« J'ai réalisé à Noël 2012 que mon fils aîné allait rentrer en 3e en septembre 2013 et que mon dernier avait 8 ans... C'était le moment pour faire ce tour du monde en famille dont nous parlions. En janvier-février, nous avons étudié le projet et en mars, la décision était prise. La structure managériale d'Evolis, avec un comité de direction, permettait à l'entreprise de fonctionner. Comme une des qualités d'un chef d'entreprise est d'être bien entouré, le meilleur test est de s'éloigner quelque temps... Nous sommes donc partis en août 2012 pour un vrai tour de neuf mois qui nous a conduits en Polynésie, Asie, Amérique du sud... et sans ordinateur. »
« Le blues de l'i-phone »
« Je ressentais une forme d'usure avant de partir avec une entreprise qui a grossi très très vite et donc un débordement d'activités. Sortir du cadre est bénéfique. C'est une vraie prise de recul sur soi-même mais aussi sur son rôle au sein de l'entreprise.

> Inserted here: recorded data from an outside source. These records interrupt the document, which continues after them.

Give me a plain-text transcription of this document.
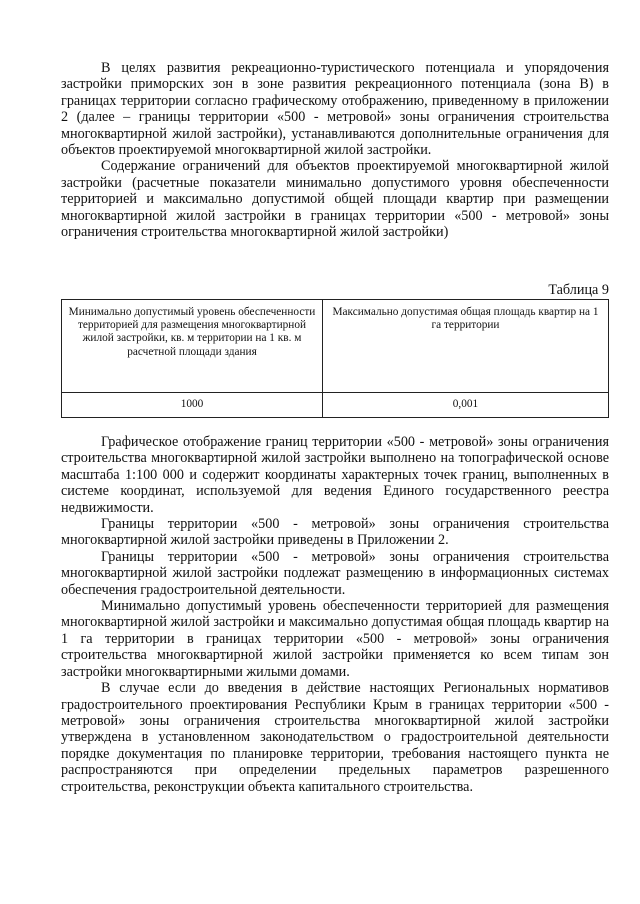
В целях развития рекреационно-туристического потенциала и упорядочения застройки приморских зон в зоне развития рекреационного потенциала (зона В) в границах территории согласно графическому отображению, приведенному в приложении 2 (далее – границы территории «500 - метровой» зоны ограничения строительства многоквартирной жилой застройки), устанавливаются дополнительные ограничения для объектов проектируемой многоквартирной жилой застройки.

Содержание ограничений для объектов проектируемой многоквартирной жилой застройки (расчетные показатели минимально допустимого уровня обеспеченности территорией и максимально допустимой общей площади квартир при размещении многоквартирной жилой застройки в границах территории «500 - метровой» зоны ограничения строительства многоквартирной жилой застройки)

Таблица 9
Минимально допустимый уровень обеспеченности территорией для размещения многоквартирной жилой застройки, кв. м территории на 1 кв. м расчетной площади здания	Максимально допустимая общая площадь квартир на 1 га территории
1000	0,001

Графическое отображение границ территории «500 - метровой» зоны ограничения строительства многоквартирной жилой застройки выполнено на топографической основе масштаба 1:100 000 и содержит координаты характерных точек границ, выполненных в системе координат, используемой для ведения Единого государственного реестра недвижимости.

Границы территории «500 - метровой» зоны ограничения строительства многоквартирной жилой застройки приведены в Приложении 2.

Границы территории «500 - метровой» зоны ограничения строительства многоквартирной жилой застройки подлежат размещению в информационных системах обеспечения градостроительной деятельности.

Минимально допустимый уровень обеспеченности территорией для размещения многоквартирной жилой застройки и максимально допустимая общая площадь квартир на 1 га территории в границах территории «500 - метровой» зоны ограничения строительства многоквартирной жилой застройки применяется ко всем типам зон застройки многоквартирными жилыми домами.

В случае если до введения в действие настоящих Региональных нормативов градостроительного проектирования Республики Крым в границах территории «500 - метровой» зоны ограничения строительства многоквартирной жилой застройки утверждена в установленном законодательством о градостроительной деятельности порядке документация по планировке территории, требования настоящего пункта не распространяются при определении предельных параметров разрешенного строительства, реконструкции объекта капитального строительства.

J'avais demandé qu'on m'appelle uniquement en cas d'urgence - c'est arrivé 4 fois en 9 mois -, mais quand on est hyperconnecté comme moi, on ressent le " blues de l'i-phone " les premiers jours... Je me demandais : pourquoi ils ne m'appellent pas ? Ce n'est pas possible qu'il n'y ait pas de problème... C'est une période où on ne se sent pas à l'aise parce que, d'un coup, on s'aperçoit qu'on n'est pas indispensable. Il faut apprendre à lâcher prise, un voyage c'est une introspection, on se découvre soi. J'avais toutefois tous les mois un récap d'une page sur les faits marquants dans l'entreprise. L'année 2014 a été marquée par plusieurs opérations de croissance, le lancement de nouvelles gammes, mais tout cela avait été anticipé. Ce changement de rythme m'a permis de prendre du recul sur l'entreprise et sur moi-même et de réfléchir sur mon rôle de dirigeant. J'ai un nouveau regard. Pour l'anecdote, il a fallu cette expérience pour que je prenne conscience de la puissance mondiale des réseaux sociaux. Je ne m'y intéressais que peu avant mon départ, malgré l'avis de certains de mes collaborateurs. Dans un village en pleine forêt amazonienne, nous avons trouvé un "café" avec trois PC. Les enfants du village étaient là, tous connectés à Facebook. À mon retour, nous avons fait le choix de mettre des moyens sur les réseaux sociaux pour développer la communication du groupe. »
Reprendre une place
Sortir du cadre, c'est facile, y revenir n'est pas si simple. De retour à Angers, j'ai pris un mois supplémentaire avant de revenir au sein de l'entreprise. Cela m'a permis de passer du temps avec chaque membre de l'équipe de direction. Nous avons eu une réflexion sur la valeur ajoutée des uns et des autres afin de redéfinir les rôles, les fonctions, les périmètres, pour que chacun retrouve une place en cohérence avec les autres. On ne reprend pas sa place, on reprend une place. Le stress lié à l'activité de chef d'entreprise existe, mais la capacité à prendre du recul est toujours là... Qu'un dirigeant s'éloigne quelque temps de son entreprise, c'est possible et c'est même bénéfique !
Emmanuel Picot, dirigeant d'Evolis, spécialiste des solutions d'identification de carte plastique, a quitté l'entreprise durant l'été 2013 pour un tour du monde en famille. Une expérience « bénéfique » qui lui a permis de prendre du recul sur son rôle de dirigeant.